First stop was here in Tyrrell Bay in Carriacou. A 37 nautical mile passage from Prickly Bay in Grenada, it took us 7 hours. We were expecting to have to motor into the wind most of the way, but we were just able to hold a sailing angle, albeit very close to the wind, for most of the way which was good.

 

We came to Carriacou for a couple of days last February when Peter and Maggie came to join us for a holiday. We all went on a scuba diving experience with the delightful Gary and Alex from Deefer Diving, which Maria and I enjoyed sufficiently for us to enrol on a PADI Referral diving course in the Putney Municipal Baths last month to do all the theory stuff and the practical exercises in the pool.
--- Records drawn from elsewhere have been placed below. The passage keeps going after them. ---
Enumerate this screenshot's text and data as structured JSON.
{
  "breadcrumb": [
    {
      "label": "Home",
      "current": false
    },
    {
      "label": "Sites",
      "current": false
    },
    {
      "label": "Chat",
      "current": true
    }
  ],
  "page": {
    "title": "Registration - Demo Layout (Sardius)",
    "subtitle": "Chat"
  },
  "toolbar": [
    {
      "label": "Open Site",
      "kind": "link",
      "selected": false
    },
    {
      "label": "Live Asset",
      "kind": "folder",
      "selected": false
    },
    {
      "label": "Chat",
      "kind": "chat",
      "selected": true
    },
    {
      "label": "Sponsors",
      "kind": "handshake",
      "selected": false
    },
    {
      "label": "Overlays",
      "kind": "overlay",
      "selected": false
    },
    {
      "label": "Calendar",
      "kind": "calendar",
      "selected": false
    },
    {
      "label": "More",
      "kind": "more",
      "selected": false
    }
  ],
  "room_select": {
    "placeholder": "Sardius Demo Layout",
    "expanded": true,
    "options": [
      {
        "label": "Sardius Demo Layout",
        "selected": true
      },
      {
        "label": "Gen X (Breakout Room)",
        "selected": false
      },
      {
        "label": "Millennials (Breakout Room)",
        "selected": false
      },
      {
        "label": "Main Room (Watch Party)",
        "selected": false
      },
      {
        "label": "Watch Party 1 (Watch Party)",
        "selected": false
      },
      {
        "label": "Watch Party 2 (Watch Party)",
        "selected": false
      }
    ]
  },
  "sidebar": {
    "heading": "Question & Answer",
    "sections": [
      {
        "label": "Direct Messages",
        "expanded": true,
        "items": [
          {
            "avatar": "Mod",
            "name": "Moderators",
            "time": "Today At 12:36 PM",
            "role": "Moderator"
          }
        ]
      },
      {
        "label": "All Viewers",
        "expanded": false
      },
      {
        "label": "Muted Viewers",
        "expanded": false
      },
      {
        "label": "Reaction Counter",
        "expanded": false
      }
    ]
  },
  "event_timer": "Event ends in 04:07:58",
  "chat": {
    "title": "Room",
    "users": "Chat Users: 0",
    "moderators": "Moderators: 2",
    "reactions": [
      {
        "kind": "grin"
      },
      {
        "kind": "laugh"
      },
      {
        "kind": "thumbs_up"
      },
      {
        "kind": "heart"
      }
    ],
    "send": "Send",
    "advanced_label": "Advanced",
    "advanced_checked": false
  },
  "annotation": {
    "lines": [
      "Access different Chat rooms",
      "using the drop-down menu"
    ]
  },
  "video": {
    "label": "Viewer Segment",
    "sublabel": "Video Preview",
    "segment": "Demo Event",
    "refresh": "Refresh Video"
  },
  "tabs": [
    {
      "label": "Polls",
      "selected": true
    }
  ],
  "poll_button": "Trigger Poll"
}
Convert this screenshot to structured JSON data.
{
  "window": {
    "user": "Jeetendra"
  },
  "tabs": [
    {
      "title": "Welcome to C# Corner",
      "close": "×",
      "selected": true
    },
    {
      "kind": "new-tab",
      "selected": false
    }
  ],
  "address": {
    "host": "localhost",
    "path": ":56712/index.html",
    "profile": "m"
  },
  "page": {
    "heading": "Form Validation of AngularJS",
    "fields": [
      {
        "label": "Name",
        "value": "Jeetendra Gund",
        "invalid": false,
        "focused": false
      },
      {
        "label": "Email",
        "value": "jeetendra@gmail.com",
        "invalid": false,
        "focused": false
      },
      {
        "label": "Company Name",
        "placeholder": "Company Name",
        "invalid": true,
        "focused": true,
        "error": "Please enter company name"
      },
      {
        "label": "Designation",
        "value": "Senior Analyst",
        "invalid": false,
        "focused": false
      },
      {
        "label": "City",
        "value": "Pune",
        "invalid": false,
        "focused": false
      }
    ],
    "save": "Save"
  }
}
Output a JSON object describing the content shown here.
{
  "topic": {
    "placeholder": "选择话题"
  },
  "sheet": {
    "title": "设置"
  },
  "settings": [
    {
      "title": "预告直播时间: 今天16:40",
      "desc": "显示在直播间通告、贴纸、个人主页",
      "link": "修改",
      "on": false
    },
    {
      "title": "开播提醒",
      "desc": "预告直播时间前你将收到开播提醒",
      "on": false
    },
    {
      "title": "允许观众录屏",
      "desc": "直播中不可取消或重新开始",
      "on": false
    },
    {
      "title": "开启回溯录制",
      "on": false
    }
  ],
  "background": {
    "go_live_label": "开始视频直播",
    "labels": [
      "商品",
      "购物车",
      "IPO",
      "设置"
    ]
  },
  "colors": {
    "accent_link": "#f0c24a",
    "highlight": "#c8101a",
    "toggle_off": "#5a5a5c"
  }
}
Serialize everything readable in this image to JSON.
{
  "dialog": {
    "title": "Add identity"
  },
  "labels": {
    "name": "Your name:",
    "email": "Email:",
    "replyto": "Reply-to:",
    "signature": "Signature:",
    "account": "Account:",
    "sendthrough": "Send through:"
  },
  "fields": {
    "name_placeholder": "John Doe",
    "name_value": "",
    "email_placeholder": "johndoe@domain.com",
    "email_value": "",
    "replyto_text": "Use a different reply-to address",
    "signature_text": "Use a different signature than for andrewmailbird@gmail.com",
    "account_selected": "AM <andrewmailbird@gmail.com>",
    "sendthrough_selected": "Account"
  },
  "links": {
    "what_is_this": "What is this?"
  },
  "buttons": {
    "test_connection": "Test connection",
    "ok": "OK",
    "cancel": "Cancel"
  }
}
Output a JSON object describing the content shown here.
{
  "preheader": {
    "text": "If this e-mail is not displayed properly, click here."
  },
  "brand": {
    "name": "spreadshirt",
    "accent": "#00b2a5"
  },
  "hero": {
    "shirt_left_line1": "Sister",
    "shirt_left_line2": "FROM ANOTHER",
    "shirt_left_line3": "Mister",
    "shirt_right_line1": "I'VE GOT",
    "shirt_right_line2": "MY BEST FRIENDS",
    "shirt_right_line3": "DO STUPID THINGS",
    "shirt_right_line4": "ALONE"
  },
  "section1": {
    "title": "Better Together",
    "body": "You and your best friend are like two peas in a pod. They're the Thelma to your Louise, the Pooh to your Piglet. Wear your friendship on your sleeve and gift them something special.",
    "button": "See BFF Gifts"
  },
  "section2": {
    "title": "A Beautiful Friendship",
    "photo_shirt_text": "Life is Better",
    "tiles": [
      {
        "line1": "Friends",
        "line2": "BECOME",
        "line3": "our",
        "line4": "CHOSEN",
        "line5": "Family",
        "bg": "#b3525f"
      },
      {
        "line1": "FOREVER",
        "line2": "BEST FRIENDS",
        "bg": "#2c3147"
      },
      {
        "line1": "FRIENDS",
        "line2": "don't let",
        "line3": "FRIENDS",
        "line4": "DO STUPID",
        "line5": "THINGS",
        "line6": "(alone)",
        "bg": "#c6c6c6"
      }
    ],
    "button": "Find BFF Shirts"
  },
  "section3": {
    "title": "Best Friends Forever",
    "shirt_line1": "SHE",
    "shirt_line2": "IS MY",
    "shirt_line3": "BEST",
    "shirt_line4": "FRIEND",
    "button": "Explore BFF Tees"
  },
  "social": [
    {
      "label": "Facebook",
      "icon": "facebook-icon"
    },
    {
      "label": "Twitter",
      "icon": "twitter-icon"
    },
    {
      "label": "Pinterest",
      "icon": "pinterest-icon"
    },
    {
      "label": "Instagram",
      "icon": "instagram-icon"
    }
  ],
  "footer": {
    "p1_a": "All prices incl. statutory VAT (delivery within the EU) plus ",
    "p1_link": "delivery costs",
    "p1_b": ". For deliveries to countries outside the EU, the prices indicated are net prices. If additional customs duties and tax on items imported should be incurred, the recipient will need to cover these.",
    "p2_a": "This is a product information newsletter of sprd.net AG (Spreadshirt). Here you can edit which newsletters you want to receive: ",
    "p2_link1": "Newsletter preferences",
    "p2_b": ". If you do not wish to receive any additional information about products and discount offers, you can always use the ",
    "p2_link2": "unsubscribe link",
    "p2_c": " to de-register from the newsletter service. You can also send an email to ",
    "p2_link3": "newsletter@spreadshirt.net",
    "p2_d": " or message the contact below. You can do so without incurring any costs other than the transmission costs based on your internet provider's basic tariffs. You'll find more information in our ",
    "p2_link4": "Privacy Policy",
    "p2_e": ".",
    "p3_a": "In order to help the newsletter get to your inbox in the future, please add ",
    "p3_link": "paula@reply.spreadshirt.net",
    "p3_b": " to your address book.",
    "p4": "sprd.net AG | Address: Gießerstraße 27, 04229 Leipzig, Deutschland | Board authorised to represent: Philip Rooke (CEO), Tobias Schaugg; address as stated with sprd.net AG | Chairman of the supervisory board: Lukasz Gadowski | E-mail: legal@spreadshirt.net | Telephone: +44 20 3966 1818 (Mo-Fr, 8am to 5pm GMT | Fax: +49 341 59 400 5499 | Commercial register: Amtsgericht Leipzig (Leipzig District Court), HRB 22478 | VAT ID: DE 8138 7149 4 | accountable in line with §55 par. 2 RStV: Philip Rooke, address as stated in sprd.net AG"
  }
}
All we now have to do is four open water dives to qualify us. So back here again, we arranged to go out with Gary the following morning.

 

But first we wanted to explore the tiny island. Rather than going for the easy option of simply hiring a taxi tour we decided to go by local bus. On all of the islands we’ve been to so far, they have a network of mini-buses which are manned by a driver and a young lad who rides shotgun, shouting out of the window touting for business. The signal for anyone who wants to get off is a loud rap on the metal roof. Reggae blasts from the tinny speakers the whole time, whilst a constant stream of a cross-section of the community get on and off; young women with babies and buggies and large bags of supplies are welcomed aboard by everyone rushing out to help her whilst her young charge with big white eyes and a cheeky grin set in a tiny ebony face is plonked on my lap during the loading process; some arrive with a live chicken or two, and the occasional toothless Rastafarian is shovelled onboard, so stoned he hasn’t a clue where he is let alone where he wants to go to. When school breaks, there is a sudden influx of young kids all immaculate in their crisp white shirts and school ties with all of the girls wearing a white ribbon in their hair chattering away on their way home. When the bus is half empty it meanders serenely down the lanes looking for more business. When the bus is full and no more money can be earned, it hurtles at breakneck speed to its destination. It’s certainly the best way of immersing yourself in the community.

 

The chatter on De Number One bus or whichever it is, is endless and sadly for me unintelligible. The language they speak in most of the islands of the Caribbean is English, but not as you would know it. Those who want to make themselves understood by me will speak in a vaguely understandable Caribbean accent, but they moment they start talking amongst themselves, they could be speaking Martian for all I can tell. But it matters not, the whole thing is the most delightful experience. On De Number Eleven bus back from the charmingly sleepy village of Windward (on the windward side of the island) the taxi driver insisted on taking the entire bus and all of its passengers on a diversion to a particularly spectacular vista and made me get out to take a photograph of the stunning view over the island and off lying coral reefs and outlying islands of which they are rightfully proud. There was not a word of complaint from anyone about their unexpectedly extended journey.